The company will spend $180 million to add exhaust gas cleaning technology to 32 of its ships, including vessels from Carnival Cruise Lines, Holland America Line, Princess Cruises, and Cunard. The EPA said in a press release that, "These new controls combine the use of sulfur oxide scrubbers with diesel particulate filters -- thus combining technologies well known in the power plant and automotive sectors, but not previously used together on a marine vessel."
In a statement, Carnival's CEO Arnold Donald said: "This is a significant accomplishment as well as an important milestone for our company.
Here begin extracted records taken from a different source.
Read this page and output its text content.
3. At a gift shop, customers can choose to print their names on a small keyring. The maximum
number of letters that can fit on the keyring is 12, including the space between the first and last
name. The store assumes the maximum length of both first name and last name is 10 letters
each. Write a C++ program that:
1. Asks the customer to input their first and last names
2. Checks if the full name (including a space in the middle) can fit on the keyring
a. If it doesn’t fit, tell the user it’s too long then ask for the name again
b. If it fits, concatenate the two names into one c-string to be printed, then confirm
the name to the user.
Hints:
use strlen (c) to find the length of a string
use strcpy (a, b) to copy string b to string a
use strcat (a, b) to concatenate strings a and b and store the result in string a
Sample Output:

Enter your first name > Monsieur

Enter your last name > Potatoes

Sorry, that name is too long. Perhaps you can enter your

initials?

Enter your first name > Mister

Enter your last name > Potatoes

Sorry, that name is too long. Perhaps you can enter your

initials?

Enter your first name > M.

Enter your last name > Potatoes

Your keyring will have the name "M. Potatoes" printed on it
Working together with the EPA, U.S. Coast Guard, and Transport Canada, we have developed a breakthrough solution for cleaner air that will set a new course in environmental protection for years to come."
Once the technology is in place, the ships will exceed current North American Emission Control Area (ECA) standards. The EPA said ECA standards will result in the prevention of tens of thousands of premature deaths each year, and relieve respiratory symptoms for about 5 million people.
Carnival will now seek approval from flag states to allow the company to test the exhaust gas cleaning technology.